Go Wild! CDs Teach Business Survival Skills
For those who feel like they’re marching into battle when facing a hectic day, a new audio CD set offers “survival skills” to achieve productivity and happiness at work and in life.
Developed by veteran corporate trainer and keynote speaker Rosemary Rein, the Go Wild! set of four CDs uses audio learning to teach skills for problem-solving, project management, conflict resolution, time conservation and more.
The idea for Go Wild! was born at a “Wilderness Survival” weekend retreat in the U.S. state of New Jersey, which Rein and a friend attended just before she moved to Costa Rica eight years ago. In the process of learning survival skills for the rugged outdoors, she came to the conclusion the same techniques are applicable to life in general.

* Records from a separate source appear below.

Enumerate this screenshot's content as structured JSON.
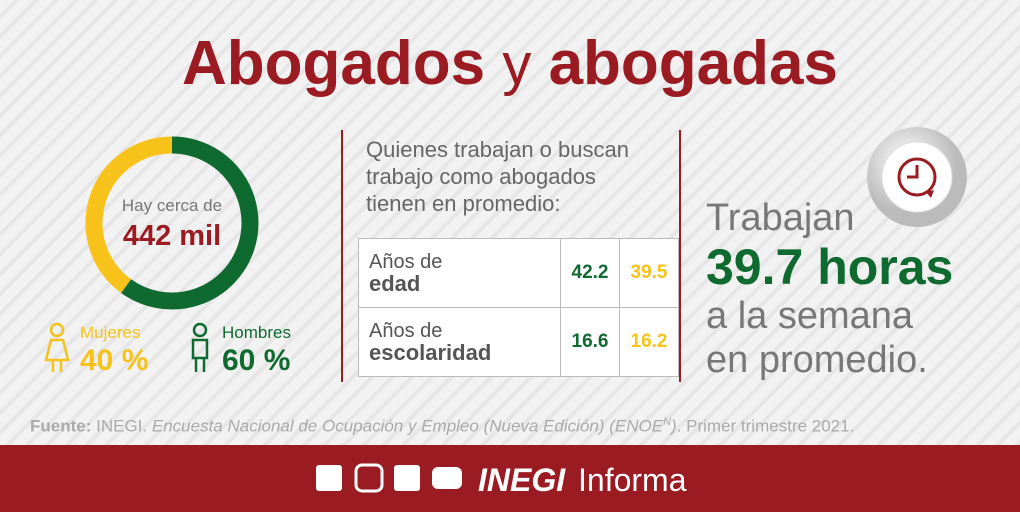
{
  "title": {
    "part1": "Abogados",
    "part2": "y",
    "part3": "abogadas"
  },
  "donut": {
    "center_line1": "Hay cerca de",
    "center_line2": "442 mil",
    "segments": [
      {
        "name": "Mujeres",
        "value": 40,
        "value_label": "40 %",
        "color": "#f7c21a"
      },
      {
        "name": "Hombres",
        "value": 60,
        "value_label": "60 %",
        "color": "#0e6a2f"
      }
    ]
  },
  "intro": [
    "Quienes trabajan o buscan",
    "trabajo como abogados",
    "tienen en promedio:"
  ],
  "table": {
    "rows": [
      [
        "Años de",
        "edad",
        42.2,
        39.5
      ],
      [
        "Años de",
        "escolaridad",
        16.6,
        16.2
      ]
    ]
  },
  "hours": {
    "line1": "Trabajan",
    "line2": "39.7 horas",
    "line3": "a la semana",
    "line4": "en promedio."
  },
  "source": {
    "label": "Fuente:",
    "org": "INEGI.",
    "survey": "Encuesta Nacional de Ocupación y Empleo (Nueva Edición) (ENOE",
    "sup": "N",
    "close": ")",
    "period": ". Primer trimestre 2021."
  },
  "footer": {
    "brand": "INEGI",
    "suffix": "Informa"
  }
}
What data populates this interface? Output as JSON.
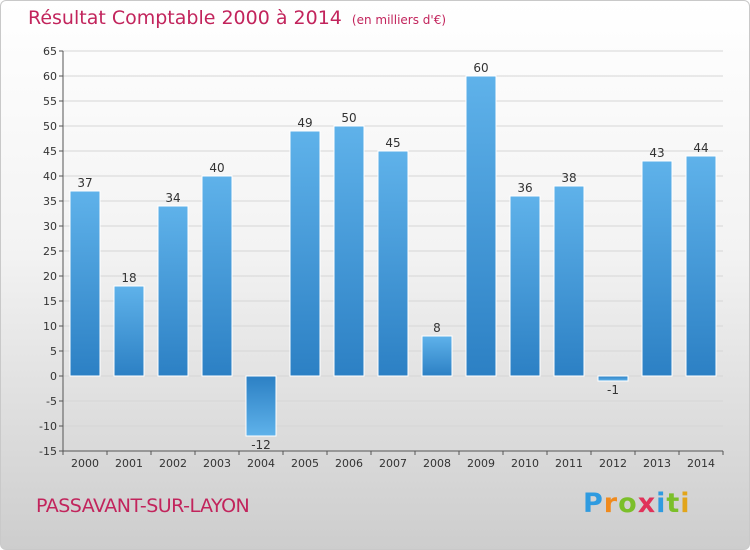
{
  "header": {
    "title": "Résultat Comptable 2000 à 2014",
    "unit": "(en milliers d'€)"
  },
  "footer": {
    "place": "PASSAVANT-SUR-LAYON",
    "logo_letters": [
      "P",
      "r",
      "o",
      "x",
      "i",
      "t",
      "i"
    ],
    "logo_colors": [
      "#2f9be0",
      "#f08a1c",
      "#7bbf2a",
      "#e0325a",
      "#2f9be0",
      "#7bbf2a",
      "#e2a51a"
    ]
  },
  "colors": {
    "bar_light": "#5fb2ea",
    "bar_dark": "#2c80c4",
    "grid": "#d6d6d6",
    "text": "#333333",
    "title": "#c2245c"
  },
  "chart_data": {
    "type": "bar",
    "categories": [
      "2000",
      "2001",
      "2002",
      "2003",
      "2004",
      "2005",
      "2006",
      "2007",
      "2008",
      "2009",
      "2010",
      "2011",
      "2012",
      "2013",
      "2014"
    ],
    "values": [
      37,
      18,
      34,
      40,
      -12,
      49,
      50,
      45,
      8,
      60,
      36,
      38,
      -1,
      43,
      44
    ],
    "value_labels": [
      "37",
      "18",
      "34",
      "40",
      "-12",
      "49",
      "50",
      "45",
      "8",
      "60",
      "36",
      "38",
      "-1",
      "43",
      "44"
    ],
    "ylim": [
      -15,
      65
    ],
    "yticks": [
      -15,
      -10,
      -5,
      0,
      5,
      10,
      15,
      20,
      25,
      30,
      35,
      40,
      45,
      50,
      55,
      60,
      65
    ],
    "grid": true,
    "title": "Résultat Comptable 2000 à 2014",
    "xlabel": "",
    "ylabel": ""
  }
}
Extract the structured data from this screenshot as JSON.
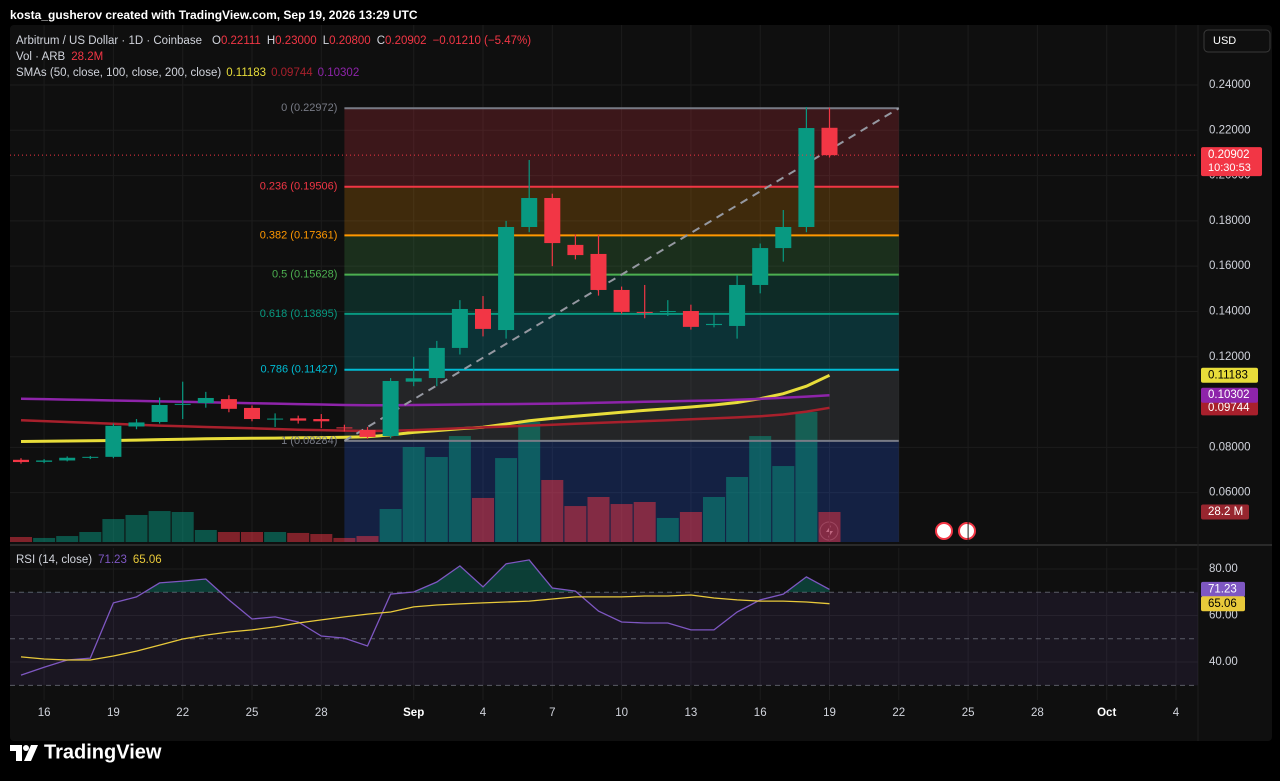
{
  "header": "kosta_gusherov created with TradingView.com, Sep 19, 2026 13:29 UTC",
  "brand": "TradingView",
  "currency": "USD",
  "chart_data": {
    "type": "candlestick",
    "title": "Arbitrum / US Dollar · 1D · Coinbase",
    "ohlc_legend": [
      {
        "label": "O",
        "value": "0.22111"
      },
      {
        "label": "H",
        "value": "0.23000"
      },
      {
        "label": "L",
        "value": "0.20800"
      },
      {
        "label": "C",
        "value": "0.20902"
      }
    ],
    "change": "−0.01210 (−5.47%)",
    "categories": [
      null,
      "16",
      null,
      null,
      "19",
      null,
      null,
      "22",
      null,
      null,
      "25",
      null,
      null,
      "28",
      null,
      null,
      null,
      "Sep",
      null,
      null,
      "4",
      null,
      null,
      "7",
      null,
      null,
      "10",
      null,
      null,
      "13",
      null,
      null,
      "16",
      null,
      null,
      "19",
      null,
      null,
      "22",
      null,
      null,
      "25",
      null,
      null,
      "28",
      null,
      null,
      "Oct",
      null,
      null,
      "4"
    ],
    "open": [
      0.0745,
      0.0736,
      0.0742,
      0.0755,
      0.0758,
      0.0892,
      0.0912,
      0.0988,
      0.0996,
      0.1013,
      0.0974,
      0.0924,
      0.0928,
      0.0925,
      0.0888,
      0.0877,
      0.085,
      0.109,
      0.1106,
      0.1239,
      0.1411,
      0.1318,
      0.1773,
      0.1901,
      0.1694,
      0.1654,
      0.1495,
      0.1398,
      0.1398,
      0.1402,
      0.134,
      0.1336,
      0.1517,
      0.168,
      0.1773,
      0.22111,
      null,
      null,
      null,
      null,
      null,
      null,
      null,
      null,
      null,
      null,
      null,
      null,
      null,
      null,
      null
    ],
    "high": [
      0.0752,
      0.0748,
      0.076,
      0.0762,
      0.0905,
      0.0925,
      0.102,
      0.109,
      0.1045,
      0.103,
      0.0985,
      0.095,
      0.094,
      0.0947,
      0.09,
      0.089,
      0.1106,
      0.12,
      0.127,
      0.145,
      0.1468,
      0.18,
      0.2069,
      0.192,
      0.174,
      0.1738,
      0.151,
      0.1517,
      0.145,
      0.143,
      0.139,
      0.156,
      0.17,
      0.1848,
      0.2303,
      0.23,
      null,
      null,
      null,
      null,
      null,
      null,
      null,
      null,
      null,
      null,
      null,
      null,
      null,
      null,
      null
    ],
    "low": [
      0.0728,
      0.073,
      0.0738,
      0.0748,
      0.0752,
      0.088,
      0.0905,
      0.0925,
      0.0975,
      0.0955,
      0.0915,
      0.089,
      0.0905,
      0.0885,
      0.087,
      0.0838,
      0.084,
      0.107,
      0.107,
      0.121,
      0.129,
      0.128,
      0.175,
      0.16,
      0.163,
      0.147,
      0.139,
      0.137,
      0.138,
      0.132,
      0.133,
      0.128,
      0.148,
      0.162,
      0.175,
      0.208,
      null,
      null,
      null,
      null,
      null,
      null,
      null,
      null,
      null,
      null,
      null,
      null,
      null,
      null,
      null
    ],
    "close": [
      0.0735,
      0.0742,
      0.0754,
      0.0758,
      0.0895,
      0.091,
      0.0987,
      0.0992,
      0.1018,
      0.097,
      0.0925,
      0.0927,
      0.0918,
      0.0915,
      0.0884,
      0.0846,
      0.1093,
      0.1105,
      0.1239,
      0.1411,
      0.1323,
      0.1773,
      0.1901,
      0.1702,
      0.1649,
      0.1495,
      0.1398,
      0.1396,
      0.1402,
      0.1332,
      0.1345,
      0.1517,
      0.168,
      0.1773,
      0.221,
      0.20902,
      null,
      null,
      null,
      null,
      null,
      null,
      null,
      null,
      null,
      null,
      null,
      null,
      null,
      null,
      null
    ],
    "up_color": "#089981",
    "down_color": "#f23645",
    "ylim": [
      0.0382,
      0.2665
    ],
    "yticks": [
      {
        "value": 0.24,
        "label": "0.24000"
      },
      {
        "value": 0.22,
        "label": "0.22000"
      },
      {
        "value": 0.2,
        "label": "0.20000"
      },
      {
        "value": 0.18,
        "label": "0.18000"
      },
      {
        "value": 0.16,
        "label": "0.16000"
      },
      {
        "value": 0.14,
        "label": "0.14000"
      },
      {
        "value": 0.12,
        "label": "0.12000"
      },
      {
        "value": 0.08,
        "label": "0.08000"
      },
      {
        "value": 0.06,
        "label": "0.06000"
      }
    ],
    "grid": true,
    "last_price": {
      "value": 0.20902,
      "label": "0.20902",
      "countdown": "10:30:53"
    },
    "volume": {
      "title": "Vol · ARB",
      "legend_value": "28.2M",
      "value_label": "28.2 M",
      "lim": [
        0,
        486
      ],
      "values": [
        4.7,
        3.8,
        5.6,
        9.4,
        21.6,
        25.4,
        29.1,
        28.2,
        11.3,
        9.4,
        9.4,
        9.4,
        8.5,
        7.5,
        3.8,
        5.6,
        31.0,
        89.3,
        79.9,
        99.6,
        41.4,
        78.9,
        112.8,
        58.3,
        33.8,
        42.3,
        35.7,
        37.6,
        22.6,
        28.2,
        42.3,
        61.1,
        99.6,
        71.4,
        122.2,
        28.2,
        null,
        null,
        null,
        null,
        null,
        null,
        null,
        null,
        null,
        null,
        null,
        null,
        null,
        null,
        null
      ]
    },
    "smas": {
      "title": "SMAs (50, close, 100, close, 200, close)",
      "series": [
        {
          "color": "#e8dd3a",
          "value_label": "0.11183",
          "values": [
            0.0826,
            0.0827,
            0.0828,
            0.0829,
            0.083,
            0.0832,
            0.0834,
            0.0836,
            0.0838,
            0.0839,
            0.084,
            0.0841,
            0.0842,
            0.0843,
            0.0845,
            0.0847,
            0.0855,
            0.0866,
            0.0874,
            0.0882,
            0.0889,
            0.0903,
            0.0917,
            0.0928,
            0.0937,
            0.0946,
            0.0955,
            0.0963,
            0.097,
            0.0978,
            0.0987,
            0.0998,
            0.1015,
            0.1037,
            0.107,
            0.11183,
            null,
            null,
            null,
            null,
            null,
            null,
            null,
            null,
            null,
            null,
            null,
            null,
            null,
            null,
            null
          ]
        },
        {
          "color": "#a8202c",
          "value_label": "0.09744",
          "values": [
            0.092,
            0.0916,
            0.0912,
            0.0908,
            0.0904,
            0.09,
            0.0896,
            0.0893,
            0.089,
            0.0887,
            0.0884,
            0.0881,
            0.0878,
            0.0876,
            0.0874,
            0.0872,
            0.0873,
            0.0876,
            0.088,
            0.0884,
            0.0888,
            0.0892,
            0.0896,
            0.09,
            0.0904,
            0.0908,
            0.0912,
            0.0916,
            0.092,
            0.0924,
            0.0928,
            0.0932,
            0.0937,
            0.0945,
            0.0958,
            0.09744,
            null,
            null,
            null,
            null,
            null,
            null,
            null,
            null,
            null,
            null,
            null,
            null,
            null,
            null,
            null
          ]
        },
        {
          "color": "#8e24aa",
          "value_label": "0.10302",
          "values": [
            0.1015,
            0.1013,
            0.1011,
            0.1009,
            0.1007,
            0.1005,
            0.1003,
            0.1001,
            0.0999,
            0.0997,
            0.0995,
            0.0993,
            0.0991,
            0.0989,
            0.0987,
            0.0986,
            0.0986,
            0.0987,
            0.0988,
            0.0989,
            0.099,
            0.0991,
            0.0992,
            0.0993,
            0.0995,
            0.0997,
            0.0999,
            0.1001,
            0.1003,
            0.1005,
            0.1007,
            0.101,
            0.1014,
            0.1019,
            0.1024,
            0.10302,
            null,
            null,
            null,
            null,
            null,
            null,
            null,
            null,
            null,
            null,
            null,
            null,
            null,
            null,
            null
          ]
        }
      ]
    },
    "fib": {
      "levels": [
        {
          "value": 0.22972,
          "label": "0 (0.22972)",
          "color": "#787b86"
        },
        {
          "value": 0.19506,
          "label": "0.236 (0.19506)",
          "color": "#f23645"
        },
        {
          "value": 0.17361,
          "label": "0.382 (0.17361)",
          "color": "#ff9800"
        },
        {
          "value": 0.15628,
          "label": "0.5 (0.15628)",
          "color": "#4caf50"
        },
        {
          "value": 0.13895,
          "label": "0.618 (0.13895)",
          "color": "#089981"
        },
        {
          "value": 0.11427,
          "label": "0.786 (0.11427)",
          "color": "#00bcd4"
        },
        {
          "value": 0.08284,
          "label": "1 (0.08284)",
          "color": "#787b86"
        }
      ]
    },
    "rsi": {
      "title": "RSI (14, close)",
      "ylim": [
        23.7,
        89
      ],
      "yticks": [
        {
          "value": 80,
          "label": "80.00"
        },
        {
          "value": 60,
          "label": "60.00"
        },
        {
          "value": 40,
          "label": "40.00"
        }
      ],
      "levels": [
        70,
        50,
        30
      ],
      "overbought_color": "#089981",
      "series": [
        {
          "color": "#7e57c2",
          "value_label": "71.23",
          "values": [
            34.4,
            37.8,
            40.9,
            41.7,
            65.4,
            68,
            74,
            74.8,
            75.7,
            66.7,
            58.5,
            59.4,
            57.2,
            51.2,
            50.3,
            46.9,
            69.2,
            70.1,
            74.4,
            81.3,
            72.3,
            82.2,
            83.9,
            71.8,
            70.5,
            61.9,
            57.2,
            56.8,
            56.8,
            53.8,
            53.8,
            61.5,
            66.7,
            69.2,
            76.6,
            71.23,
            null,
            null,
            null,
            null,
            null,
            null,
            null,
            null,
            null,
            null,
            null,
            null,
            null,
            null,
            null
          ]
        },
        {
          "color": "#e8c93a",
          "value_label": "65.06",
          "values": [
            42.2,
            41.3,
            40.9,
            40.9,
            42.6,
            44.7,
            47.3,
            49.9,
            51.6,
            52.9,
            53.8,
            55.1,
            56.8,
            58.1,
            59.4,
            60.6,
            61.5,
            63.7,
            64.5,
            65,
            65.4,
            65.8,
            66.2,
            67.1,
            68,
            68,
            68,
            68.4,
            68.4,
            68.8,
            67.5,
            66.7,
            66.2,
            66.2,
            65.8,
            65.06,
            null,
            null,
            null,
            null,
            null,
            null,
            null,
            null,
            null,
            null,
            null,
            null,
            null,
            null,
            null
          ]
        }
      ]
    }
  }
}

“Life is a jungle, but there’s a formula for handling it,” Rein explained. The CDs spell out this formula, which includes five “survival keys”: awareness of surroundings, adaptability to change, communication, conservation of energy and a positive mental attitude. Rein talks listeners through the concept of each “survival skill” and offers exercises to put them into practice.
For example, the section on communication addresses gender and personality differences that can lead to problems in the workplace.
Speaking in the inflected, attention holding tone Rein maintains throughout the CDs, she offers interesting tidbits for reflection, such as the fact that on average, women speak almost twice as many words per day as men.
“People think they can use their own communication styles with everyone, but this isn’t the case,” Rein explained. “In order to influence people, we have to speak to people the same way they speak to us.”
Another “survival skill” highlighted is the importance of being aware of one’s environment and managing one’s space to promote productivity.
“Changing small things in an environment can really make a difference, like exchanging negatives for positives,” Rein said.
As a practical tip, she suggests spending the first 15 minutes after waking up in the morning, when a person’s environment can set his or her mood for the day, on quiet, reflective activities, such as reading something inspirational or appreciating nature, rather than plowing into work or watching the news.
The four CDs are chock full of these and other tips Rein has collected during her work managing bed and breakfasts and restaurants (she and husband Barry started up the renowned Café de los Artistas, in Escazú, west of San José) and holding training seminars for “people from all walks of life” in the United States and Canada.
“I’ve spent 20 years interviewing people who manage stress well, and I know what works,” said Rein, a U.S. citizen whose clients have included multinational companies such as BP and Disney, nonprofits and U.S. police officers. She also works as an adjunct professor at two universities in the United States: Rockhurst University, in Kansas City, and Park University, which offers online degrees and has campuses around the country.
The idea behind the CD format, rather than a book, is that busy people can listen while driving, exercising or whenever they have some time to relax. Also, audio learning has been proven to be an effective way for adults to learn, Rein said.
“Maybe everyone can’t afford to hire a career coach, but with the CD, you can have one with you in your car,” explained Rein, who is from the United States.
Go Wild! encourages reflection on self improvement, and can also be used to rejuvenate drained workers on their commute home to give them energy for time with family.
“If only we were like cell phones that could be recharged whenever our batteries get low … listening to the CDs can be therapeutic and allow for this kind of recharging,” Rein said.
Through her company Costa Rica Learning Adventure, she also teaches the principles spelled out in the CDs during week-long retreats, keynote addresses and seminars.
Other specialized workshops, such as stress relief for women, are also on the menu of offerings posted on her Web site.
“Costa Rica is such an inspirational place for learning,” Rein said. “I found that people want to travel here to relax and see the country, but they also want to work on themselves too.”
So far, Rein has worked mostly with U.S. and Canadian clients who travel here to retreats at relaxing spots such as Manuel Antonio, in the central Pacific, and Alajuela, northwest of San José.
However, Costa Rica Learning Adventures has a bilingual staff and Rein says she is looking to expand and work with Costa Rican groups as well. A program can be specialized to meet any group’s needs and Rein donates 10% of what she earns from any keynote address to youth scholarships.